Delayed capability release
The Ceph MDS server issues “capabilities” to clients to grant them permission to read or write objects for a particular file. I’ve added a delayed release of capabilities after a file is closed, as many workloads will quickly reopen the same file. In that case, we can re-use our existing capabilities (and be assured by the metadata leases that we’re correctly resolved the pathname to the correct inode) without any additional MDS interaction. This is a big win for, surprisingly, find, which has a pretty peculiar access pattern when descending out of directories:
open("..", O_RDONLY|O_NOFOLLOW) = 4 fchdir(4) = 0 close(4) = 0 open("..", O_RDONLY|O_NOFOLLOW) = 4 fchdir(4) = 0 close(4) = 0 fchdir(3) = 0 open(".", O_RDONLY|O_NOFOLLOW) = 4 fchdir(4) = 0 close(4) = 0 close(1) = 0
The explicit open was almost doubling the number of MDS ops.
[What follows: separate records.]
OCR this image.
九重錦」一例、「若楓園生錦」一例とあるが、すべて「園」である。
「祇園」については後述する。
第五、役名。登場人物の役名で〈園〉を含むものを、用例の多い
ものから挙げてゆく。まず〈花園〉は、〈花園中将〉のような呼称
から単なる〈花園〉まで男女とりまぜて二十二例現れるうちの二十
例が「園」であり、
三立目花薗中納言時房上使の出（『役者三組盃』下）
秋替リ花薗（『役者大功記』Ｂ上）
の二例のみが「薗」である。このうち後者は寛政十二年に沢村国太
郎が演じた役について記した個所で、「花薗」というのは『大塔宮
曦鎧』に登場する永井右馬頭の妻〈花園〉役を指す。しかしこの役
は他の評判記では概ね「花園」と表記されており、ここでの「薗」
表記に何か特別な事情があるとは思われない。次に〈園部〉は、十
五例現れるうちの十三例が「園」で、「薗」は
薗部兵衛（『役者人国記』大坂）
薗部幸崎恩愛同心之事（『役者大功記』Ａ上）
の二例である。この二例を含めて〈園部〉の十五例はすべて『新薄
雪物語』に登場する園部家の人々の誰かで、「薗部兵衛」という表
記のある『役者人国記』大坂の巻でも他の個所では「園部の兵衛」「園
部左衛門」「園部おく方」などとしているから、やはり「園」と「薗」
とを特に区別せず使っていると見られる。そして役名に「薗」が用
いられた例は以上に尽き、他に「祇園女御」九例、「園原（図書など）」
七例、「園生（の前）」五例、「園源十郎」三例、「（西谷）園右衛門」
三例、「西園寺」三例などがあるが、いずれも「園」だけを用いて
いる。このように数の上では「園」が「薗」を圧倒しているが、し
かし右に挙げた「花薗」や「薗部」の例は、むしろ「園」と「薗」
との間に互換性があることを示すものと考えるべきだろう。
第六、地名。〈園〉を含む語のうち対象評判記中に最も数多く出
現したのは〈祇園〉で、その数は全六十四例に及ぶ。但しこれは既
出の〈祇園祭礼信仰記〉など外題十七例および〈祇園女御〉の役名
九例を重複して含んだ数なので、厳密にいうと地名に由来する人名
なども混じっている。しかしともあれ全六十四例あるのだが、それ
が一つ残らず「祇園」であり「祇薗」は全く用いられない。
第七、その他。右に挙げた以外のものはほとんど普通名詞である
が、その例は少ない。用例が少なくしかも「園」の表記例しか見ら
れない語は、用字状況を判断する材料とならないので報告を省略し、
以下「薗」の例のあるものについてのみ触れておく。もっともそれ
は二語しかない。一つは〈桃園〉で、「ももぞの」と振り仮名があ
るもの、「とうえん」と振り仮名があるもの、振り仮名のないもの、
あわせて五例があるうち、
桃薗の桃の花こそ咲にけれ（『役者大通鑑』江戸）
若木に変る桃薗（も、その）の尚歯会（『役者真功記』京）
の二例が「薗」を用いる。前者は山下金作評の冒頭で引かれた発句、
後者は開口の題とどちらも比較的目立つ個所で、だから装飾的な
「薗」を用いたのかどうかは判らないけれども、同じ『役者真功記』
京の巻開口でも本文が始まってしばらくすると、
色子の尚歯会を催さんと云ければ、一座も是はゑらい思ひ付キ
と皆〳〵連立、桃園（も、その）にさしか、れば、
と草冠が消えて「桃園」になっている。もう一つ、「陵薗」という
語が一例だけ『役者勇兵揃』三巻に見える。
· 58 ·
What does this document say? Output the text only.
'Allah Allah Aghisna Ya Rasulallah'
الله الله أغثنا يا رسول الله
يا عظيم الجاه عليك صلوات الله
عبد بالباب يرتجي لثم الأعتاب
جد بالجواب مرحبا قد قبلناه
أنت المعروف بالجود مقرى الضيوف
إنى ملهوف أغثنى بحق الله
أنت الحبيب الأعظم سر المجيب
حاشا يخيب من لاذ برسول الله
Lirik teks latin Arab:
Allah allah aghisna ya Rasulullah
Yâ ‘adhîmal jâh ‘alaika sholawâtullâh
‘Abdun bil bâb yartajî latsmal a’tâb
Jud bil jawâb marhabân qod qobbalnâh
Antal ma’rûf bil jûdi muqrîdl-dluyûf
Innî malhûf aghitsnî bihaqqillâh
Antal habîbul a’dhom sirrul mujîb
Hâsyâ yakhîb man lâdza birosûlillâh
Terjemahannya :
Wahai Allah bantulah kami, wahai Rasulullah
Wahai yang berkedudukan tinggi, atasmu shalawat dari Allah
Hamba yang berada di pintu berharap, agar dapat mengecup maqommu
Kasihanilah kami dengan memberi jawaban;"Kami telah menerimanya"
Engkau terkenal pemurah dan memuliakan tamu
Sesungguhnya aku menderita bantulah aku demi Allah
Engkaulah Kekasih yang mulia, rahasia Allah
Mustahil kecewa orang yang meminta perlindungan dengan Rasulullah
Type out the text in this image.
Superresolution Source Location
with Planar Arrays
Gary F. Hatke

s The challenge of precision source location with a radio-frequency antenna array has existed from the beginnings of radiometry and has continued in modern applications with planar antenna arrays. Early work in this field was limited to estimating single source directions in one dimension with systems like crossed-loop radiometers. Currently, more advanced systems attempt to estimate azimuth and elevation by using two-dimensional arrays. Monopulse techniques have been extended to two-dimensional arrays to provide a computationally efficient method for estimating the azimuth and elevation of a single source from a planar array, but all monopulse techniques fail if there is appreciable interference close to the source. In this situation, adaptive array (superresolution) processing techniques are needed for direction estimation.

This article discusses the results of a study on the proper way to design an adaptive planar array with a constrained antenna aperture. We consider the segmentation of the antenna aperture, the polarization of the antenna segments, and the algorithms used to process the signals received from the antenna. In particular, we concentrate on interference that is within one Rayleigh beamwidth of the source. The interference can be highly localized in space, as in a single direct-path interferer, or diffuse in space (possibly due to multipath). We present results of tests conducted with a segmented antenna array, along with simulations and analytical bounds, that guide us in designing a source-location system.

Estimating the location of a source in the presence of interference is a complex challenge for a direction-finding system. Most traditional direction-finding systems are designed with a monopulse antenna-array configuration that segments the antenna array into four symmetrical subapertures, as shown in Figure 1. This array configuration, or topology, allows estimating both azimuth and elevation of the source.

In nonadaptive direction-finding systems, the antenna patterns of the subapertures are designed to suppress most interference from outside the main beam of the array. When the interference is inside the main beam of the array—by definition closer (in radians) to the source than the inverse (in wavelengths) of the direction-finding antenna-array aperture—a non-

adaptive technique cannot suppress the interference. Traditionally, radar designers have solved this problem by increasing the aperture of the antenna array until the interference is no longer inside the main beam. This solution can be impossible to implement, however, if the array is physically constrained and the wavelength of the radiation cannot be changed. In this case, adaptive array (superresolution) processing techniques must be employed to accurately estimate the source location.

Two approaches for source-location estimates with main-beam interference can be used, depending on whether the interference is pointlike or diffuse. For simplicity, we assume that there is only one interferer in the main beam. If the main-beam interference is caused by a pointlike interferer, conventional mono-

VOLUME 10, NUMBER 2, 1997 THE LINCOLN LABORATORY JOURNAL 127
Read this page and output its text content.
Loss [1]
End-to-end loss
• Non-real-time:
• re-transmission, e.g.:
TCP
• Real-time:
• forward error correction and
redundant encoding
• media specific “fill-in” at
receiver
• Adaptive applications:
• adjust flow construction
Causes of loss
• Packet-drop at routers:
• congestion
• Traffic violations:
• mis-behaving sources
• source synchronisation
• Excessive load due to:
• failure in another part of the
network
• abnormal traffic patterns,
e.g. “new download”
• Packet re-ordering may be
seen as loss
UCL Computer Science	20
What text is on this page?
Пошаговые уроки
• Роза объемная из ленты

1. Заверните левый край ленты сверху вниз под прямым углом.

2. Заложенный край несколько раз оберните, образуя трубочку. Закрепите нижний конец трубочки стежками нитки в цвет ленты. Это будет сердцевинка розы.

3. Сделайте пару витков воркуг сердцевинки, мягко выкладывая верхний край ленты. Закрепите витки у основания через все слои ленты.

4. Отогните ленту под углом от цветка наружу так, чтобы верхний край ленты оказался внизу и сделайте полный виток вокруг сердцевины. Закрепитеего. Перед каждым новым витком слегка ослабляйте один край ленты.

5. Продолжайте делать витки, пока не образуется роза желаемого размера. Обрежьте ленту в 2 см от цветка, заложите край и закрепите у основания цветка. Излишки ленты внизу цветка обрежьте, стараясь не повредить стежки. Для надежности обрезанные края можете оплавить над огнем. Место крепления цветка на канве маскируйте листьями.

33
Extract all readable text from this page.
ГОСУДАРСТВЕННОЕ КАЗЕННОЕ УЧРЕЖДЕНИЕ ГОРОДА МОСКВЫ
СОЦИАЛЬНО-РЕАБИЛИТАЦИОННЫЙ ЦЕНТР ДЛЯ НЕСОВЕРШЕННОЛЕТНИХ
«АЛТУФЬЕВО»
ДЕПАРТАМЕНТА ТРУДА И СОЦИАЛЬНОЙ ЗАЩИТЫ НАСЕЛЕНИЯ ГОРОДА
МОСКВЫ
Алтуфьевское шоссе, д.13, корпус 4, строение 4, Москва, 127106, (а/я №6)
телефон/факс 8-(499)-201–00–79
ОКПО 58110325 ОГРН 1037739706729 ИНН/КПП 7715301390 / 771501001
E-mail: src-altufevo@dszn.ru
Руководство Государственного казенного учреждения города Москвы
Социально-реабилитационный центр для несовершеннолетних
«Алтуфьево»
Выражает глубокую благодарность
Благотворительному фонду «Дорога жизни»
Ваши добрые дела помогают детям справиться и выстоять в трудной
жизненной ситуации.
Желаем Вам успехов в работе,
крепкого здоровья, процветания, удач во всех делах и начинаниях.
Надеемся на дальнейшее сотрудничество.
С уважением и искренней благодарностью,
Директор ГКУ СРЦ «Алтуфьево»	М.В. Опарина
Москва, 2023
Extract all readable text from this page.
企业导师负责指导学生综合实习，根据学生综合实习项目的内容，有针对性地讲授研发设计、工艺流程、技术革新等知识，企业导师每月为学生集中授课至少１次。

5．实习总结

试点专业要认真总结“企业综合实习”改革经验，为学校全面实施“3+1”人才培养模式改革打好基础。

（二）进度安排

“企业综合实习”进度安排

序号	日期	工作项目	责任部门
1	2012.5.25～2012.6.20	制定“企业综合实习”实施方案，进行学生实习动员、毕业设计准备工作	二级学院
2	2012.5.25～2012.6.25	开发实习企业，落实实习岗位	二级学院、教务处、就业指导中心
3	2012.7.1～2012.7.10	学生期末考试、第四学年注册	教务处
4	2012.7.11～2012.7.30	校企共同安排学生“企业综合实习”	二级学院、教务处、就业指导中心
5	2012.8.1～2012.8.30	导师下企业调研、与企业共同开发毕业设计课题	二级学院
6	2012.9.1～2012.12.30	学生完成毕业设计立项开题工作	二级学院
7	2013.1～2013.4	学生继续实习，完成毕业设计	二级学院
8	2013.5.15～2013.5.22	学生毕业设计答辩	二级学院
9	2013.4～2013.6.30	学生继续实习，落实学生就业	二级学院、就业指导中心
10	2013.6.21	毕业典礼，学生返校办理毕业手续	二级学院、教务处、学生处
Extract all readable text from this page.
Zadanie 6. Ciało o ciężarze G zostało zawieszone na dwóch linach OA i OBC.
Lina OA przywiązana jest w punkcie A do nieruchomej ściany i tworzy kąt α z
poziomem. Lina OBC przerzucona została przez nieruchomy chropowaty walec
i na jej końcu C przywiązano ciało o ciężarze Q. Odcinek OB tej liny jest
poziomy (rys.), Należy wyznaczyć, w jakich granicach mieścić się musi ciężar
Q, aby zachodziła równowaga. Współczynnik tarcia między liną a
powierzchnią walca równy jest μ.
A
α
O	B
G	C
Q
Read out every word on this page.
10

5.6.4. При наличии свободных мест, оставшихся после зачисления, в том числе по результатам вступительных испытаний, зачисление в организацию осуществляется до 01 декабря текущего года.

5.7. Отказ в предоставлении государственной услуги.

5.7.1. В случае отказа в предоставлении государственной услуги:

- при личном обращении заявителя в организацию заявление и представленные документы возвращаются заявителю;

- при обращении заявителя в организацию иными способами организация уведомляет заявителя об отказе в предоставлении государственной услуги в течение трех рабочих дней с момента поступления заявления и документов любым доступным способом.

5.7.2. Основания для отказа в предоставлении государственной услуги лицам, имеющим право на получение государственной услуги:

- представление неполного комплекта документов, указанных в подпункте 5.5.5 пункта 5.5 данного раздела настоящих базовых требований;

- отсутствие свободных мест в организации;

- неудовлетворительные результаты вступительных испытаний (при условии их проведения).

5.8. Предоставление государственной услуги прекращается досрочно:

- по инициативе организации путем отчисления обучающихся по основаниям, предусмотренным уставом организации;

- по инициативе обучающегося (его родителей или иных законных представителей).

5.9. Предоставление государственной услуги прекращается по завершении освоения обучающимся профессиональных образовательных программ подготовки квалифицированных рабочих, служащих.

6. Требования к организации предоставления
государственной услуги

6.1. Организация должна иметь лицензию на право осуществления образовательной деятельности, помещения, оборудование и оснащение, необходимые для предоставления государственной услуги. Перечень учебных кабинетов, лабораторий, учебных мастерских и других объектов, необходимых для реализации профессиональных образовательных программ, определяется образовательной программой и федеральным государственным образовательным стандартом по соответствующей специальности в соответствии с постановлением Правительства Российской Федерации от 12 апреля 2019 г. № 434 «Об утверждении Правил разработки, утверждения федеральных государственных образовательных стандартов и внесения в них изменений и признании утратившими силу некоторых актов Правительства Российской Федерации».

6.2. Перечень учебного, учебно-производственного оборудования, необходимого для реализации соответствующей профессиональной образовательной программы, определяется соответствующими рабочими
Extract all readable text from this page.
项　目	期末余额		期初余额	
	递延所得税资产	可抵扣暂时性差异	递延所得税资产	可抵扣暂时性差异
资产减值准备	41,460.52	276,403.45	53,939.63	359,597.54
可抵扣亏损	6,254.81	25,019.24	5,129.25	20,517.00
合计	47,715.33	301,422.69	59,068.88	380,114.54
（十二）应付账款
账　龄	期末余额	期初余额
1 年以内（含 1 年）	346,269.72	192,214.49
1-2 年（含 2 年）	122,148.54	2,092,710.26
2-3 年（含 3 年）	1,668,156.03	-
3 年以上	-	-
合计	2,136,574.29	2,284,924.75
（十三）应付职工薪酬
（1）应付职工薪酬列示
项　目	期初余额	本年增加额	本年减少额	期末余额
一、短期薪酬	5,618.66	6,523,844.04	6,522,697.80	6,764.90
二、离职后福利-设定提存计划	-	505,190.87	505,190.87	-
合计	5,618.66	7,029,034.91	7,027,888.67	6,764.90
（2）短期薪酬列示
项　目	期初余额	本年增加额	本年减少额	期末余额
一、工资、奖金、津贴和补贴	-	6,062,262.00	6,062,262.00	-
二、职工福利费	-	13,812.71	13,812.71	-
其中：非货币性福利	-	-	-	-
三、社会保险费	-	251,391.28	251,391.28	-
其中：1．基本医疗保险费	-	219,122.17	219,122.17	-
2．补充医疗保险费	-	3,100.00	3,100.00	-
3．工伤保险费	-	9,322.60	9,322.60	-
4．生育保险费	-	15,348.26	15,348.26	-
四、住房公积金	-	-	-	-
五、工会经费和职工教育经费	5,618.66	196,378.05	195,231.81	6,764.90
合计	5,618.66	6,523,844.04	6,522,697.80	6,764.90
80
After adding delayed cap release, the workload (as seen by the MDS), now looks pretty tidy:
mds0 <== client0 ==== client_request(client0.22 open /a) ==== mds0 <== client0 ==== client_request(client0.23 readdir #10000000000) ==== mds0 <== client0 ==== client_request(client0.24 open /a/b) ==== mds0 <== client0 ==== client_request(client0.25 readdir #10000000001) ==== mds0 <== client0 ==== client_request(client0.26 open /a/b/c) ==== mds0 <== client0 ==== client_request(client0.27 readdir #10000000002) ==== mds0 <== client0 ==== client_request(client0.28 open /a/b/d) ==== mds0 <== client0 ==== client_request(client0.29 readdir #10000000003) ==== mds0 <== client0 ==== client_request(client0.30 open /a/e) ==== mds0 <== client0 ==== client_request(client0.31 readdir #10000000004) ==== mds0 <== client0 ==== client_file_caps(ack ino 10000000000 seq 2 caps [ ] wanted[ ] size 0/0) ==== mds0 <== client0 ==== client_file_caps(ack ino 10000000001 seq 2 caps [ ] wanted[ ] size 0/0) ==== mds0 <== client0 ==== client_file_caps(ack ino 10000000002 seq 2 caps [ ] wanted[ ] size 0/0) ==== mds0 <== client0 ==== client_file_caps(ack ino 10000000003 seq 2 caps [ ] wanted[ ] size 0/0) ==== mds0 <== client0 ==== client_file_caps(ack ino 10000000004 seq 2 caps [ ] wanted[ ] size 0/0) ====
..where the last 5 message release the capabilities a few seconds later.